Lee decided that on the second of July Longstreets Corp would attack on the south end of the Union line, destroy the Union forces there and then sweep north. Despite his doubts he almost pulled it off. Major General Sickles, a political appointee who commanded the Union III Corp in front of Longstreet, decided he did not like his position because there was some high ground in front of him. He moved his Corp forward against orders to occupy this position. The first problem was that it required him to double the length of his line and he did not have the troops to defend the longer line. The other problem was he left unguarded Little Round Top the high ground that really dominated that whole section of the Union defenses. Longstreets attack was achieving some success when the Union V Corp was sent to get Sickles out of trouble. As it happened the 15th Alabama was the end regiment of the Confederate line and the 20th Maine of V Corp became the end regiment of the Union line. For a short time that day the fate of both armies depended on the contest between these two regiments. This was a soldier’s battle that was over before the high command even knew it was fought. The battle was fought on a rather steep hill, too wooded for the tactics, by regiments were worn out from a day long approach march in a hotter than usual July sun. In the end it was decided by a bayonet assault when the 20th Maine ran out of ammunition. (This is the cover picture on Eishen’s book) This is the culmination of Eishen’s book and a key event in Sharaa’s

Panoramic View of the second days battle field looking east at the Union position. The partially deforested hill in the Center right is Little Round Top. The Confederates attempted to sweep to the right. The 20th Main and 15th Alabama fought on the back side of Little Round Top.
Map Little Round top
Source Wikpedia

Picketts Charge.

Lee decided to launch a Grand Assault against the center of the AOP on July 3d. Lee believed this assault could break the Union center and destroy the AOP and force the North to recognize the confederacy. He was probably right that if they made a major breakthrough the AOP would be destroyed, the question was could it succeed? The attack again went to Longstreet to conduct, but two of the three divisions belonged to another Corp. These divisions were the least tired and had not yet been in the fighting, and it would have taken too long to swap them for Longstreet’s other divisions who continued to hold the south end of the line and rest and recoup from the fighting on the second. The main division in the attack was one of Longstreet’s commanded by General Pickett. The attack was well planned and two hundred of Pickett’s men managed to make a small break in the union line but were quickly repulsed. (This is the picture on the cover of Sharaa’s book) This is a general’s battle where the preparation and planning will decide the battle. The soldiers on both sides only need to face the front and follow orders, “not to reason why but to do or die.” And much of the ANV died. After the battle the ANV had a major reorganization because of the losses, and never attempted an attack of this type again.
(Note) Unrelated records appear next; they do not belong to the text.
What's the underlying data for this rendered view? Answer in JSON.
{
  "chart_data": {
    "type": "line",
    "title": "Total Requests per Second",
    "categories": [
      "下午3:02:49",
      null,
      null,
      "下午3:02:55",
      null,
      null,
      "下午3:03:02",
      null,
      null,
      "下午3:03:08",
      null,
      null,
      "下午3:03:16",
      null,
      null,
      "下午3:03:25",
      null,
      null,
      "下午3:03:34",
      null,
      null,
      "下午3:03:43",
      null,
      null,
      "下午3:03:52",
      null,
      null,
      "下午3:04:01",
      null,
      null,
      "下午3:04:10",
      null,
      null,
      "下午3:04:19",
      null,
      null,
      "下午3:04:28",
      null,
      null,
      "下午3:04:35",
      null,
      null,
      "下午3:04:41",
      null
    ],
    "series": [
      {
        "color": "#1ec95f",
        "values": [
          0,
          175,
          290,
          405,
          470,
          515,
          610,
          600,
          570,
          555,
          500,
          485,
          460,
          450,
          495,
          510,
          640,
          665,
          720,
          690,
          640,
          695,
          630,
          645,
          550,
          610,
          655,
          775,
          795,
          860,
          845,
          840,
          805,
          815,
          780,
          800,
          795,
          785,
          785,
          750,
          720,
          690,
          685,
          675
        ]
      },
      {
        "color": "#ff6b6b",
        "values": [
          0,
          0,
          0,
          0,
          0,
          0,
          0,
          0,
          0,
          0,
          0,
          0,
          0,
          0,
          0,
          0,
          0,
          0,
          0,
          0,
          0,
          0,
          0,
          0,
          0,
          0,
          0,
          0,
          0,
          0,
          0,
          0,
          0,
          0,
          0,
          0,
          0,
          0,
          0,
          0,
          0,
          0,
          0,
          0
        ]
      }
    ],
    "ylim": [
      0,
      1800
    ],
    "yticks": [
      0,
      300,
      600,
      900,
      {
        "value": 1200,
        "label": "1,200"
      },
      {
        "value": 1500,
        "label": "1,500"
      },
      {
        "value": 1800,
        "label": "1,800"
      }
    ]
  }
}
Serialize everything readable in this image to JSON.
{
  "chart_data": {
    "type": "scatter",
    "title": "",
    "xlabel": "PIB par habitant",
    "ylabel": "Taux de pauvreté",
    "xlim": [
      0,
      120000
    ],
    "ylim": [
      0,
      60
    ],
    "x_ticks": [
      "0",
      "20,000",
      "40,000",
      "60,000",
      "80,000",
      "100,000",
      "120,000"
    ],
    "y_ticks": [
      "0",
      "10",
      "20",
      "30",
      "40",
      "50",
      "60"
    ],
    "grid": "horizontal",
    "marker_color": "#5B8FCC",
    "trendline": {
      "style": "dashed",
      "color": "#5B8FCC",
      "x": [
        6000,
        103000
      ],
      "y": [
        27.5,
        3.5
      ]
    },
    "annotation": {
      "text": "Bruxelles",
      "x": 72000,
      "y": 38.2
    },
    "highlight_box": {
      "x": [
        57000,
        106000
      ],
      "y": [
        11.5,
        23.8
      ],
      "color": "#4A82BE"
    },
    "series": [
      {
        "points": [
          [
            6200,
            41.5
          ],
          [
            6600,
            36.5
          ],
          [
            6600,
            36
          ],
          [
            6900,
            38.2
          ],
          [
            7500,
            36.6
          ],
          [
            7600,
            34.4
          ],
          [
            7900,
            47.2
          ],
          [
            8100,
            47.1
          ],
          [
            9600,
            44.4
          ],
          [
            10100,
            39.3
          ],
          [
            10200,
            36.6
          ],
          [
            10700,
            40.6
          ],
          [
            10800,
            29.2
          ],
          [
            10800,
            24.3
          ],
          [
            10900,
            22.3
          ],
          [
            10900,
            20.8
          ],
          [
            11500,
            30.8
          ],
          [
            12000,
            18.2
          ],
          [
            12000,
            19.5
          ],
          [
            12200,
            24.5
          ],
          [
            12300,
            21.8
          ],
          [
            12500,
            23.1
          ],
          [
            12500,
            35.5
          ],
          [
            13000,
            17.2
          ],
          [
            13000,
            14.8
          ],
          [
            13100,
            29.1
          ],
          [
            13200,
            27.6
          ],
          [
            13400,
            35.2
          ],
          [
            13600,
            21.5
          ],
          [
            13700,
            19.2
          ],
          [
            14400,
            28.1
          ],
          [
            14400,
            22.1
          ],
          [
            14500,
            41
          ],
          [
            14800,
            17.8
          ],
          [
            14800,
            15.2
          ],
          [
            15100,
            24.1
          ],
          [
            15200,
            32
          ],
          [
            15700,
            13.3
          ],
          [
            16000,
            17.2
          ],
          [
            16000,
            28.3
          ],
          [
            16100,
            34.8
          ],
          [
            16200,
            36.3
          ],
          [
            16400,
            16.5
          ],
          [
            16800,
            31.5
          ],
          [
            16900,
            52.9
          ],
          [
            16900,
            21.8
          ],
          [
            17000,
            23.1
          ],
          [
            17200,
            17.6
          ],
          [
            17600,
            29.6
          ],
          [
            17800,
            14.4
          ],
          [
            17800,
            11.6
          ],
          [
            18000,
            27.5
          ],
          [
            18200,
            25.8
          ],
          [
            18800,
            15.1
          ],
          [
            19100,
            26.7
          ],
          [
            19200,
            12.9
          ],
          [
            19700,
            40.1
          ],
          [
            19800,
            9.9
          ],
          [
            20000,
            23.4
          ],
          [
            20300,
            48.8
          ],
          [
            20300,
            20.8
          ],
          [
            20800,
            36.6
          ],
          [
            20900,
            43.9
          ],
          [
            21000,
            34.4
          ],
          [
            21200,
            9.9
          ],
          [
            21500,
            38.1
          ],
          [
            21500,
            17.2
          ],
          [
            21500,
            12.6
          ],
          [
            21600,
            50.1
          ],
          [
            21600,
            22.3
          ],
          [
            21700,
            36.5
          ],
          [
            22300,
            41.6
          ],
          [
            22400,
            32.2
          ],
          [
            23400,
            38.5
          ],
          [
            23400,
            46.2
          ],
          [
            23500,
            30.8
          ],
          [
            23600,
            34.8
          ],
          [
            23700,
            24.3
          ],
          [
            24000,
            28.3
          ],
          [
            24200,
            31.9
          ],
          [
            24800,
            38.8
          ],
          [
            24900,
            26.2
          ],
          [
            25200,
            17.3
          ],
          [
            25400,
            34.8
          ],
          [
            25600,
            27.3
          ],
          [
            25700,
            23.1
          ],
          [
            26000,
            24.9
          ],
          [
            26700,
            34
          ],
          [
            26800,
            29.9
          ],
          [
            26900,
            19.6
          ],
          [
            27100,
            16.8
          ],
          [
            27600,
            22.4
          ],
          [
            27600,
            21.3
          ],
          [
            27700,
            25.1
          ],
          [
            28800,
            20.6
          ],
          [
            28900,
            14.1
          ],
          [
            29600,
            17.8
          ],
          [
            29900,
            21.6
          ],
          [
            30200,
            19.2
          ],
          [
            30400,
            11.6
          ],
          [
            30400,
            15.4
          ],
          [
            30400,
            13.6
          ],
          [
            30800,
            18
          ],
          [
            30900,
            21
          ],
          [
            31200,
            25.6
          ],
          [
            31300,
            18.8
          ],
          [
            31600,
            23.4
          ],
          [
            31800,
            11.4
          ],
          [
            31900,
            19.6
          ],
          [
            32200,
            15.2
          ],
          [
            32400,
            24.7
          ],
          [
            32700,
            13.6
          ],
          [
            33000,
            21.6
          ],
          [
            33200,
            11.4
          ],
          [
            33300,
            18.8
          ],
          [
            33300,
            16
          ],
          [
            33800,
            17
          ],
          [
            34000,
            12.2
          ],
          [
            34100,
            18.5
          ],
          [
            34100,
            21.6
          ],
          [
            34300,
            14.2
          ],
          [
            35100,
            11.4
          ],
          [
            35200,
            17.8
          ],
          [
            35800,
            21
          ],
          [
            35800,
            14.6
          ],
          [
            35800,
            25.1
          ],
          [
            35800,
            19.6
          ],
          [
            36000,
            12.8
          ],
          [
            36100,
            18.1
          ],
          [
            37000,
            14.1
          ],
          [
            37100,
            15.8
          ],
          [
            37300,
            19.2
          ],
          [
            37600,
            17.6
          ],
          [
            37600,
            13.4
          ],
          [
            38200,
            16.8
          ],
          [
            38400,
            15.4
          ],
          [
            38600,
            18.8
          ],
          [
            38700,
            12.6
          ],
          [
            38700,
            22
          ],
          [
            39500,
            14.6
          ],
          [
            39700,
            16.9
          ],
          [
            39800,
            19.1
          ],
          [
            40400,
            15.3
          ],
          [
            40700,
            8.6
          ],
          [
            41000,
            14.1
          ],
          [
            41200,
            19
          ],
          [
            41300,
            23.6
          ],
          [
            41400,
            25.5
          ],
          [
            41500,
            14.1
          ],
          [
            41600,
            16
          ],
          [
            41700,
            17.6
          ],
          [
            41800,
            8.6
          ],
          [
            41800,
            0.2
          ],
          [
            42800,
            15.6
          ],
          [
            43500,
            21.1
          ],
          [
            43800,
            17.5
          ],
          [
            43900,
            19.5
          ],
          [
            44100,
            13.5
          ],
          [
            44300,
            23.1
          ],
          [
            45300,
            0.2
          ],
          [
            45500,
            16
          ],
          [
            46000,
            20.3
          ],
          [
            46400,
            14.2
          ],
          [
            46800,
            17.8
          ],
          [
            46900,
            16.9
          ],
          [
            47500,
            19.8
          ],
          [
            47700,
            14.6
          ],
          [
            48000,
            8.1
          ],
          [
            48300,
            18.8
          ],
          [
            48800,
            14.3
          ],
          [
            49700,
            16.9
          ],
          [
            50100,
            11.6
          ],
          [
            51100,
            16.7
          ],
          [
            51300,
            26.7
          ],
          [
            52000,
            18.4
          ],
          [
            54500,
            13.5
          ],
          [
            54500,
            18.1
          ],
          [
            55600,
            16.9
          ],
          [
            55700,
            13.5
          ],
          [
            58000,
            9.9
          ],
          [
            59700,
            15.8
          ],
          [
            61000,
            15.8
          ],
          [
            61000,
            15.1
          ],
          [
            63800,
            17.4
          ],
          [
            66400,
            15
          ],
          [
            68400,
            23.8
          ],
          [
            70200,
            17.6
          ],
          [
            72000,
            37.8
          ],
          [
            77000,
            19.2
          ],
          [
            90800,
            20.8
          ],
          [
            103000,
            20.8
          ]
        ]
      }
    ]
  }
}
Panoramic View of the third days battlefield . This is the ground over which the AVN attacked. Union positions are the ridgeline in the background.


Map Pickets Charge
Source Wikpedia

Maps

One of the frustrating things about military history books and novels is the publisher is often to cheap to provide maps, let alone well thought maps that make the movements of the armies and people clear. Happily these books are exceptions. The maps are well designed to show the key information, but without a lot of superfluous information. The only poor map is one in “Courage at Little Round Top” where the publisher made a map postage stamp size when it should have been several inches square.